Vouloir maintenir avec Plutarque que le v. 13 suit immédiatement le v. 6 doit faire face à deux témoignages qui s'y opposent. Celui d'Origène qui rapporte un vers métriquement bancal après le v. 6 ; ce vers bancal n'est précisément pas un écho du v. 13. Et le témoignage d'Hippolyte qui rapporte le v. 7, dont le contenu ressemble à celui du vers bancal d'Origène. Je vais tenter de montrer que le vers bancal ou bien le v. 7, tous deux différents du v. 13, sont peu probables.
Commençons par examiner ce que livre Origène quand il cite Celse (sans les corrections des éditeurs, Livre VIII, 53, p. 290 Borret, p. 568 Marcovich).

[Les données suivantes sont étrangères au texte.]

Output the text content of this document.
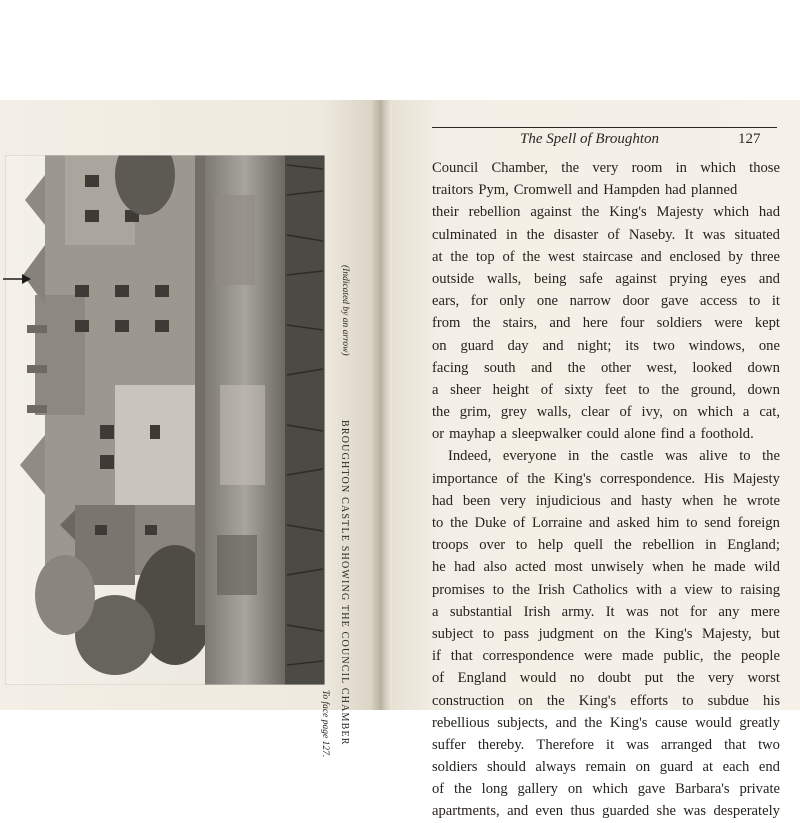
BROUGHTON CASTLE SHOWING THE COUNCIL CHAMBER
(Indicated by an arrow)
To face page 127.
The Spell of Broughton	127
Council Chamber, the very room in which those
traitors Pym, Cromwell and Hampden had planned
their rebellion against the King's Majesty which had
culminated in the disaster of Naseby. It was situated
at the top of the west staircase and enclosed by three
outside walls, being safe against prying eyes and
ears, for only one narrow door gave access to it
from the stairs, and here four soldiers were kept
on guard day and night; its two windows, one
facing south and the other west, looked down
a sheer height of sixty feet to the ground, down
the grim, grey walls, clear of ivy, on which a cat,
or mayhap a sleepwalker could alone find a foothold.
Indeed, everyone in the castle was alive to the
importance of the King's correspondence. His Majesty
had been very injudicious and hasty when he wrote
to the Duke of Lorraine and asked him to send foreign
troops over to help quell the rebellion in England;
he had also acted most unwisely when he made wild
promises to the Irish Catholics with a view to raising
a substantial Irish army. It was not for any mere
subject to pass judgment on the King's Majesty, but
if that correspondence were made public, the people
of England would no doubt put the very worst
construction on the King's efforts to subdue his
rebellious subjects, and the King's cause would greatly
suffer thereby. Therefore it was arranged that two
soldiers should always remain on guard at each end
of the long gallery on which gave Barbara's private
apartments, and even thus guarded she was desperately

Ἐπειδὴ δὲ σώματι συνδεθέντες ἄνθρωποι γεγόνασιν, εἴτ' οἰκονομίας τῶν ὅλων ἕνεκεν εἴτε ποινὰς ἁμαρτίας ἀποτίνοντες, εἴθ'
ὑπὸ παθημάτων τινῶν τῆς ψυχῆς βαρυνθείσης, μέχρι ἂν <ἐν> ταῖς τεταγμέναις περιόδοις ἐκκαθαρθῇ· δεῖ γὰρ κατὰ
τὸν Ἐμπεδοκλέα
τρὶς μὲν μυρίας ὥρας ἀπὸ μακάρων ἀλαλῆσθαι,
γινομένην παντοίαν διὰ χρόνον ἰδέαν θνητῶν· πειστέον οὖν ὅτι παραδέδονταί τισιν ἐπιμεληταῖς τοῦδε τοῦ δεσμωτηρίου.
Les hommes naissent liés à un corps, soit en raison de l'économie de l'univers, soit en expiation de leur faute, soit parce que l'âme est chargée de passions jusqu'à ce qu'elle soit purifiée à des périodes déterminées. Car, selon Empédocle, il faut que « pendant mille ans erre loin des bienheureux l'âme des mortels changeant de forme avec le temps ». Il faut donc croire que les hommes ont été confiés à la garde de certains geôliers de cette prison.
(traduction Borret, p. 291, sur son édition)
Remarque :
γινομέ/νην παντ/οίαν /διὰ χρό/νον ἰδέ/αν θνητῶν est un vers bancal pour un hexamètre. γινομένην (vvv/–) commencerait par une brève, ce qui nécessite de supposer un allongement s'adapter à l'hexamètre (–vv/–). Certes l'allongement d'une syllabe sur le temps fort est possible[4] mais plutôt que de chercher le cas peu fréquent il y avait une solution simple : γεινομέ/νην[5]. Puisque διὰ isolé se scande vv, il devient difficile d'admettre que dans le même vers un nouvel allongement d'une brève sur le temps fort du pied soit nécessaire. En cela je dis que le vers est bancal. Puis il y a le cas de χρό/νον ἰδέ qui se scanderait v/vvv. Pour trouver un allongement de la brève νον il faut tenir compte d'un digamma initial disparu dans ἰδέαν (permettant alors un allongement par position de –νον). On ne s'étonne pas que Karsten ait modifié ce que livre Origène pour obtenir un hexamètre : γεινόμενον παντοῖα διὰ χρεὼ εἴδεα θνητῶν.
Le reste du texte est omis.